The crowning jewel is the white paper on Northern Australia, which was due out at the end of February. Unfortunately, with the change of government in Queensland and the natural disaster on the Capricorn Coast we need to wait a little while for the new Premier to sign off on it before we release it. In addition, Green Army projects are getting underway; a medicinal cannabis bill is in the Senate; communications black spots are a priority; insurance measures including the aggregator website are underway; and we have an initiative that has been put up recently and is being considered by the Assistant Treasurer and the Prime Minister's office, which will see a brand new product coming into the market, which I really expect will see a significant downward trend in the current prices for insurance in Northern Australia.

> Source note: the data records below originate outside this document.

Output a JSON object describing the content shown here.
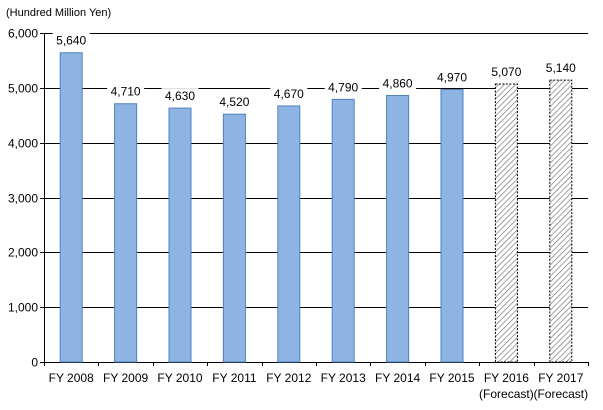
{
  "chart_data": {
    "type": "bar",
    "unit_label": "(Hundred Million Yen)",
    "categories": [
      "FY 2008",
      "FY 2009",
      "FY 2010",
      "FY 2011",
      "FY 2012",
      "FY 2013",
      "FY 2014",
      "FY 2015",
      "FY 2016",
      "FY 2017"
    ],
    "category_sublabels": [
      "",
      "",
      "",
      "",
      "",
      "",
      "",
      "",
      "(Forecast)",
      "(Forecast)"
    ],
    "values": [
      5640,
      4710,
      4630,
      4520,
      4670,
      4790,
      4860,
      4970,
      5070,
      5140
    ],
    "value_labels": [
      "5,640",
      "4,710",
      "4,630",
      "4,520",
      "4,670",
      "4,790",
      "4,860",
      "4,970",
      "5,070",
      "5,140"
    ],
    "forecast": [
      false,
      false,
      false,
      false,
      false,
      false,
      false,
      false,
      true,
      true
    ],
    "ylim": [
      0,
      6000
    ],
    "yticks": [
      0,
      1000,
      2000,
      3000,
      4000,
      5000,
      6000
    ],
    "ytick_labels": [
      "0",
      "1,000",
      "2,000",
      "3,000",
      "4,000",
      "5,000",
      "6,000"
    ],
    "grid": true,
    "legend": false,
    "colors": {
      "bar_fill": "#8eb4e3",
      "bar_stroke": "#4f81bd",
      "forecast_stroke": "#000000",
      "forecast_hatch": "#777777",
      "grid": "#000000",
      "axis": "#000000"
    }
  }
}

This year, the government's priority is about creating more jobs, easing the pressure on families, building roads, strengthening national security and prompting more opportunity for all-with a new families policy and a new small business and jobs policy.
In conclusion, there is no doubt that we need to prepare now for the Australia we want for the future. Prosperity is not predestined; the decisions we make today will shape our future. Therefore, reform is essential. But it is becoming increasingly clear that we will only achieve reform if we convince the Australian population that the reform is fair so they come along with us on this journey.
Let us look to our neighbour, where John Key's re-elected New Zealand National government has demonstrated how to work back to surplus through tax reform, health reform and sensible workplace relations changes that were both efficient and fair.
In the UK, David Cameron has been faced with a situation where out of every 100 pounds the government spends they have had to save one. Thanks to sensible spending measures and reforms, such as a major overhaul of their welfare system, they have seen GDP growing and have slashed unemployment. As the member for Wannon wrote recently in the Drum:
“Populism and false hope through denial of our problems will only lead to a future where the government will struggle to provide services and maintain our standard of living.
“As every household and business knows, living within your means over time is not austerity, it is common sense.”
Australia's continuing prosperity depends on the success of the reforms we are pursuing now to support productivity growth and participation, boost job creation and expand the opportunities for Australian businesses and workers to thrive well into the future.